Хол сказал: я никогда прежде не видел, чтобы рыбу ловили на консервную банку, как на спиннинг, а на севере ловят, и я расскажу как: берётся пустая консервная банка, в ней гвоздём пробивается три-четыре дырки, в них продевается леска с узелком, крупнее дырок на одном конце, иногда пяти, иногда десяти метров длины, на другой конец лески крепят крючок с червякам или мякиной и забрасывают подальше, а рыбак, с банкой в руках, в болотных сапогах, стоит по щиколотку, а то и по колено в воде, так, значит, считается, что рыба его не видит или почему-то не боится и, когда идет поклев, он подсекает, вытягивает леску, наматывая её на банку, как на катушку спиннинга, так они ловят хариуса — и сказал — иногда его чистят, режут на мелкие кусочки и едят сырым с солью вместе со своими собаками — сказал — в тайгу редко кто без собак ходит.

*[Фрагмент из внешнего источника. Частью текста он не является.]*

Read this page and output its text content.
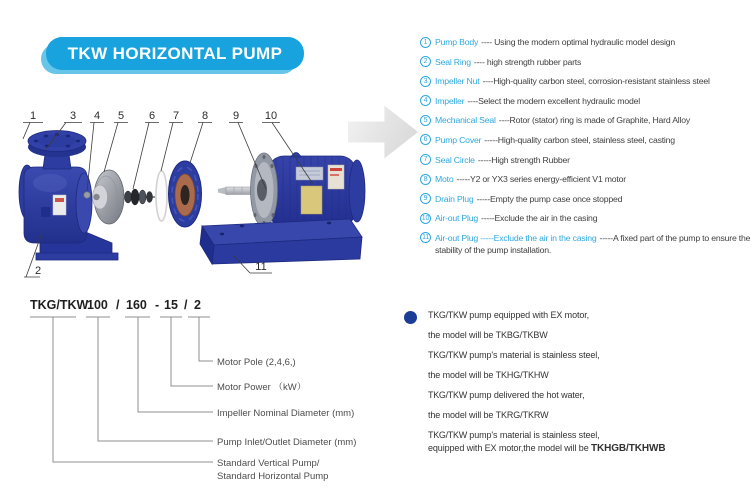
TKW HORIZONTAL PUMP
1	3 4 5 6 7 8 9 10
2	11
1 Pump Body ---- Using the modern optimal hydraulic model design
2 Seal Ring ---- high strength rubber parts
3 Impeller Nut ----High-quality carbon steel, corrosion-resistant stainless steel
4 Impeller ----Select the modern excellent hydraulic model
5 Mechanical Seal ----Rotor (stator) ring is made of Graphite, Hard Alloy
6 Pump Cover -----High-quality carbon steel, stainless steel, casting
7 Seal Circle -----High strength Rubber
8 Moto -----Y2 or YX3 series energy-efficient V1 motor
9 Drain Plug -----Empty the pump case once stopped
10 Air-out Plug -----Exclude the air in the casing
11 Air-out Plug -----Exclude the air in the casing -----A fixed part of the pump to ensure the stability of the pump installation.
TKG/TKW
100 / 160 - 15 / 2
Motor Pole (2,4,6,)
Motor Power （kW）
Impeller Nominal Diameter (mm)
Pump Inlet/Outlet Diameter (mm)
Standard Vertical Pump/
Standard Horizontal Pump
TKG/TKW pump equipped with EX motor,
the model will be TKBG/TKBW
TKG/TKW pump's material is stainless steel,
the model will be TKHG/TKHW
TKG/TKW pump delivered the hot water,
the model will be TKRG/TKRW
TKG/TKW pump's material is stainless steel,
equipped with EX motor,the model will be TKHGB/TKHWB
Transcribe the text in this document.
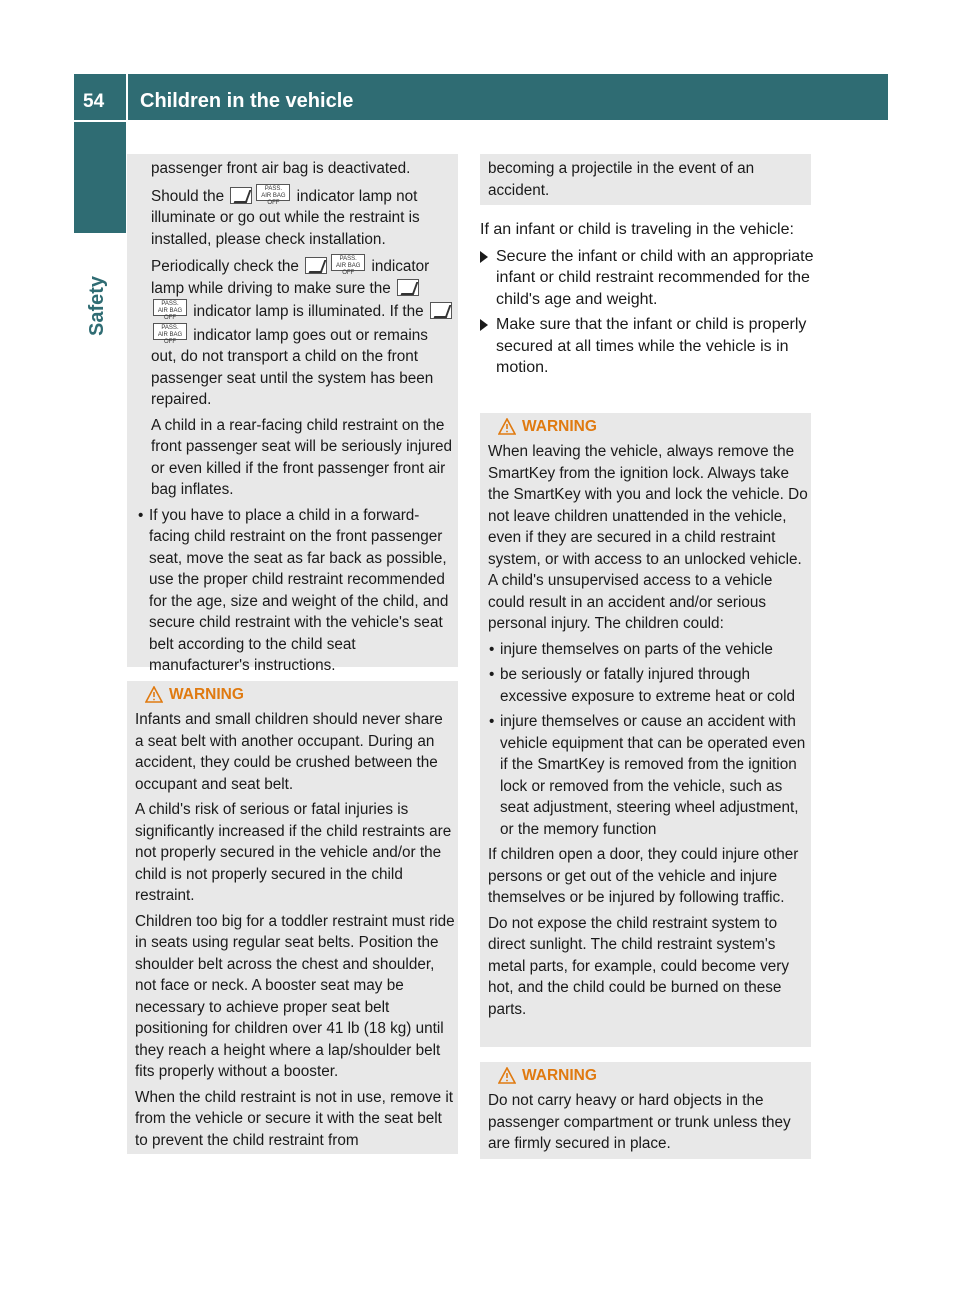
54	Children in the vehicle
Safety

passenger front air bag is deactivated.

Should the	PASS.
AIR BAG OFF indicator lamp not illuminate or go out while the restraint is installed, please check installation.

Periodically check the	PASS.
AIR BAG OFF indicator lamp while driving to make sure the PASS.
AIR BAG OFF indicator lamp is illuminated. If the PASS.
AIR BAG OFF indicator lamp goes out or remains out, do not transport a child on the front passenger seat until the system has been repaired.

A child in a rear-facing child restraint on the front passenger seat will be seriously injured or even killed if the front passenger front air bag inflates.

• If you have to place a child in a forward-facing child restraint on the front passenger seat, move the seat as far back as possible, use the proper child restraint recommended for the age, size and weight of the child, and secure child restraint with the vehicle's seat belt according to the child seat manufacturer's instructions.
WARNING

Infants and small children should never share a seat belt with another occupant. During an accident, they could be crushed between the occupant and seat belt.

A child's risk of serious or fatal injuries is significantly increased if the child restraints are not properly secured in the vehicle and/or the child is not properly secured in the child restraint.

Children too big for a toddler restraint must ride in seats using regular seat belts. Position the shoulder belt across the chest and shoulder, not face or neck. A booster seat may be necessary to achieve proper seat belt positioning for children over 41 lb (18 kg) until they reach a height where a lap/shoulder belt fits properly without a booster.

When the child restraint is not in use, remove it from the vehicle or secure it with the seat belt to prevent the child restraint from

becoming a projectile in the event of an accident.

If an infant or child is traveling in the vehicle:

Secure the infant or child with an appropriate infant or child restraint recommended for the child's age and weight.
Make sure that the infant or child is properly secured at all times while the vehicle is in motion.
WARNING

When leaving the vehicle, always remove the SmartKey from the ignition lock. Always take the SmartKey with you and lock the vehicle. Do not leave children unattended in the vehicle, even if they are secured in a child restraint system, or with access to an unlocked vehicle. A child's unsupervised access to a vehicle could result in an accident and/or serious personal injury. The children could:

• injure themselves on parts of the vehicle
• be seriously or fatally injured through excessive exposure to extreme heat or cold
• injure themselves or cause an accident with vehicle equipment that can be operated even if the SmartKey is removed from the ignition lock or removed from the vehicle, such as seat adjustment, steering wheel adjustment, or the memory function

If children open a door, they could injure other persons or get out of the vehicle and injure themselves or be injured by following traffic.

Do not expose the child restraint system to direct sunlight. The child restraint system's metal parts, for example, could become very hot, and the child could be burned on these parts.

WARNING

Do not carry heavy or hard objects in the passenger compartment or trunk unless they are firmly secured in place.
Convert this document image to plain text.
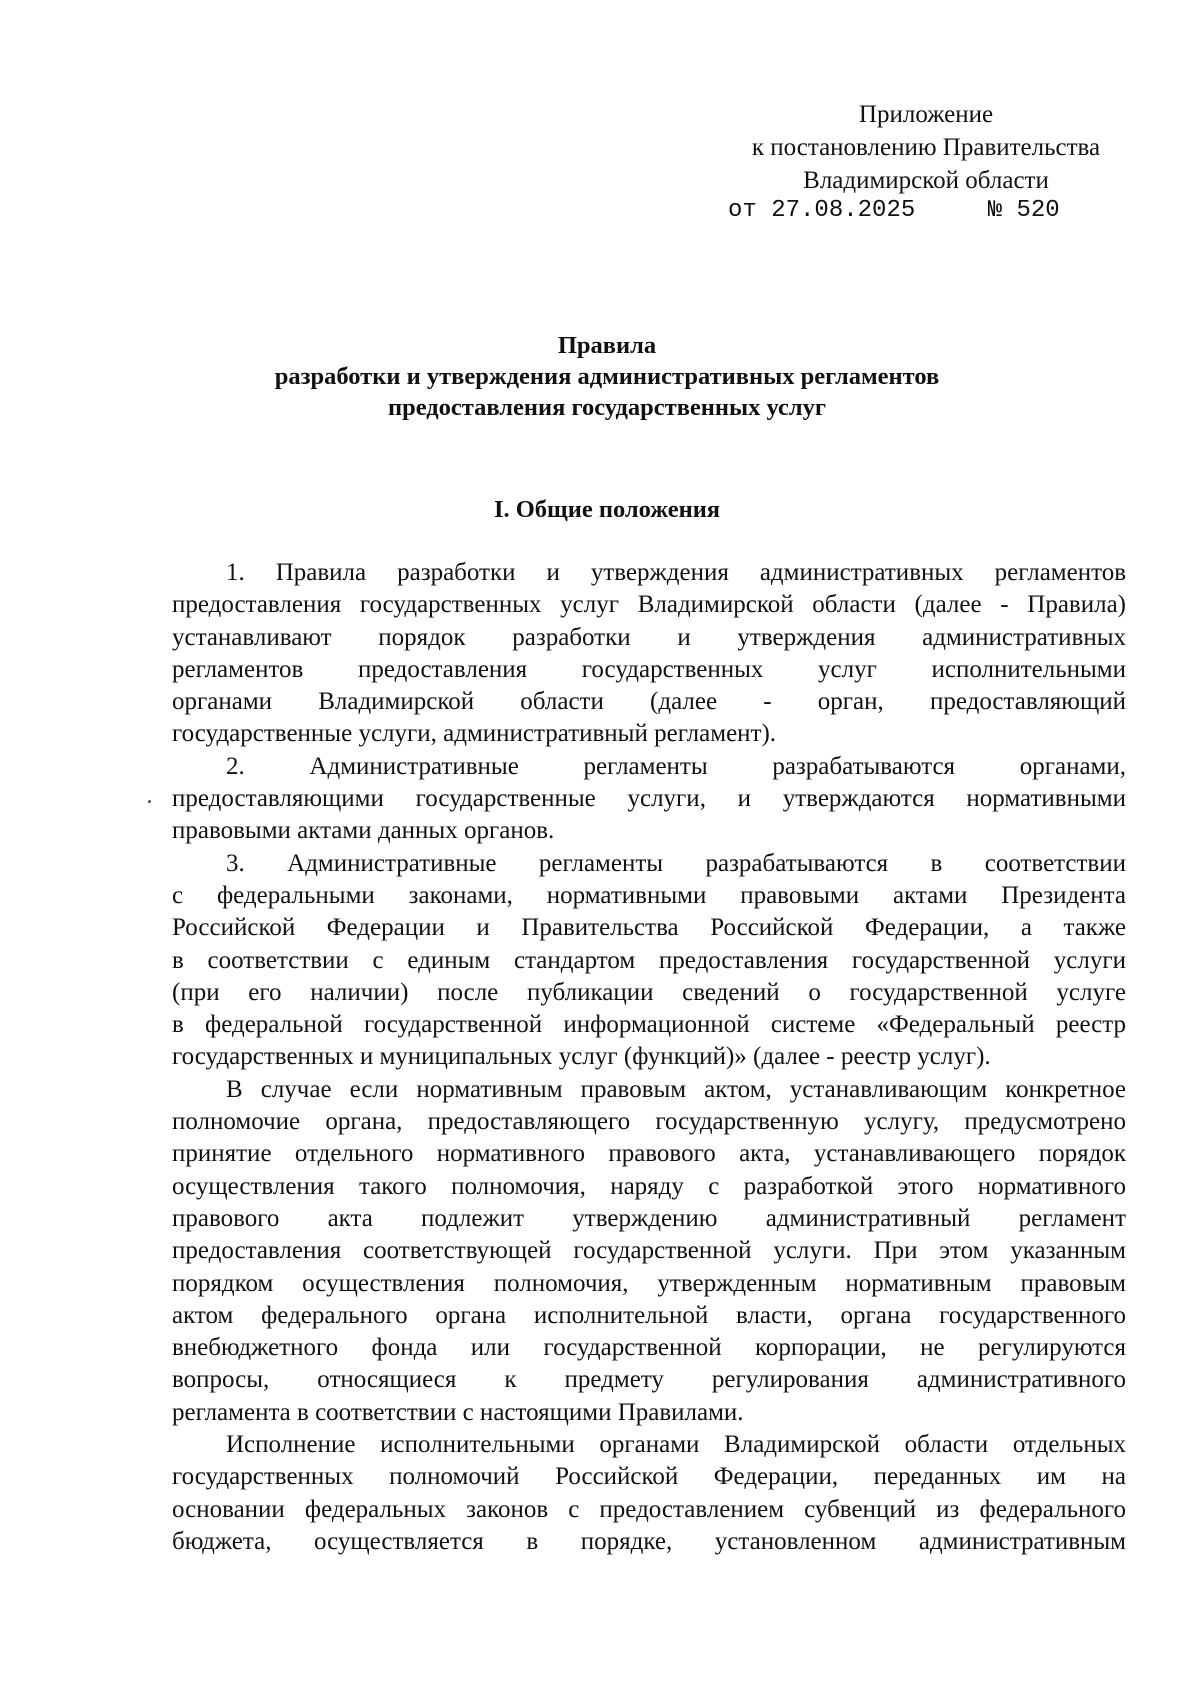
Приложение
к постановлению Правительства
Владимирской области
от 27.08.2025	№ 520
Правила
разработки и утверждения административных регламентов
предоставления государственных услуг
I. Общие положения
1. Правила разработки и утверждения административных регламентов
предоставления государственных услуг Владимирской области (далее - Правила)
устанавливают порядок разработки и утверждения административных
регламентов предоставления государственных услуг исполнительными
органами Владимирской области (далее - орган, предоставляющий
государственные услуги, административный регламент).
2. Административные регламенты разрабатываются органами,
предоставляющими государственные услуги, и утверждаются нормативными
правовыми актами данных органов.
3. Административные регламенты разрабатываются в соответствии
с федеральными законами, нормативными правовыми актами Президента
Российской Федерации и Правительства Российской Федерации, а также
в соответствии с единым стандартом предоставления государственной услуги
(при его наличии) после публикации сведений о государственной услуге
в федеральной государственной информационной системе «Федеральный реестр
государственных и муниципальных услуг (функций)» (далее - реестр услуг).
В случае если нормативным правовым актом, устанавливающим конкретное
полномочие органа, предоставляющего государственную услугу, предусмотрено
принятие отдельного нормативного правового акта, устанавливающего порядок
осуществления такого полномочия, наряду с разработкой этого нормативного
правового акта подлежит утверждению административный регламент
предоставления соответствующей государственной услуги. При этом указанным
порядком осуществления полномочия, утвержденным нормативным правовым
актом федерального органа исполнительной власти, органа государственного
внебюджетного фонда или государственной корпорации, не регулируются
вопросы, относящиеся к предмету регулирования административного
регламента в соответствии с настоящими Правилами.
Исполнение исполнительными органами Владимирской области отдельных
государственных полномочий Российской Федерации, переданных им на
основании федеральных законов с предоставлением субвенций из федерального
бюджета, осуществляется в порядке, установленном административным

Одинг сказал одной половиной рта — да, на юге сырую рыбу не едят, разве что солят на семь-восемь часов, но и рыба эта с холодных горных рек…
Хол взял чай, принесённый женой, пожевал губами и продолжил — собаки у них там все больше большие, сильные лайки, хорошие, умные псы, от того, наверное, что всё больше рыбу едят — а потом оживившись, сказал — но жареный в углях ленок или сич, доложу я вам, та еще картина, их закладывают выпотрошенными, но в чешуе, присыпают углями и через семь — восемь минут рыба уже готова, достают из углей и на вид она, как головешка, продукт пожара, жертва, сгоревшая дотла, а как разломишь по хребту, доберешься до нутра, такой белизны нет и у сахара, а мягкости и сочности — и у южных плодов; его жена сказала — но ведь еще жарят на пруте; он сказал-да, жарят на пруте, берут тонкий, длинный прут, зачищают его, затачивают, рыбе надрезают брюхо от головы до хвоста, головы бросают собакам, потрошат, потом разворачивают её, знаете, как книгу, посередине и в развернутом виде, насаживают на прут, который не дает ей сложиться, принять природную форму, такое вот рыбное распятие, и втыкают прут в землю, под наклоном к огню, к углям — сказал, прихлёбывая чай — да тайга, тайга — и сказал — там с костра, с речной воды и чай другой, он с пылинками пепла, да, чаинки и пылинки пепла — а потом сказал — а к чаю они собирают бруснику, засыпают её в котелок, немного толкут, вешают котелок над огнём, кипятят пять минут, и брусничное варенье готово — без воды, без сахара — и хлеб у них там серый, с кислинкой, как будто специально для такого варения…
Когда любители преферанса перебрались в соседнее купе, Одинг вернулся к прерванному рассказу о своей жене: я видел мужчину, к которому она ушла, сказал он, город-то сравнительно небольшой, а она никакого секрета из этих отношений не делала, да и не могла делать, тем более, что жили мы почти по-соседству — сказал — видный мужчина, инженер, оба они были красивы, когда шли под руку, как будто единое целое, была в них, знаете ли, неразделимая гармония кентавра — и, закуривая, сказал — а через год она вернулась ко мне, так же, как ушла, моей женой, вернулась беременной, кентавр распался — и сказал — понятно, что нам надо было уезжать, но она хотела родить ребёнка именно там; он сидел и курил, и его худое тело, словно потрескивало, как древесина всех пород в сильный мороз, как в сильный мороз потрескивает пластик и тонкий металл.
Он сказал: она родила в Белогорске, родильный дом там был один, но ребёночек явился на свете ненормальной сухостью кожи — потом сказал — она народила его, как влажность горла нарождает сухость слова, народила в мир, начавшийся для него с вазелина — сказал — а в остальном — рост, вес всё было в порядке; я спросил — а что отец? Одинг сказал — ну, отец его сделал то, что следовало сделать нам, он уехал, так, по-моему, на сына и не взглянув, думаю, сделал вид, что не верит в своё отцовство — и спросил — у вас есть дети, наверное, уже и внуки?; я сказал — нет ни детей, ни внуков — и сказал — даже женат не был; какое-то время он молча смотрел на меня сквозь сигаретный дым и, не дождавшись разъяснений, сказал — у меня тоже никого нет, кроме этого ребёнка — и сказал — ему уже двадцать шесть лет, — а потом сказал, как бы извиняясь — вы совершенно седой, а я вот нечего не могу с собой поделать, всегда думал, что настолько седым ничто и никто не может сделать мужчину, кроме как многочисленные дети, — а потом, словно спохватившись, удачно преодолев край мысли, перешагнув пропасть непонимания одним гигантским шагом, сказал — нет, первое время Мария была хорошей матерью, хорошей женой, но больше детей она не хотела.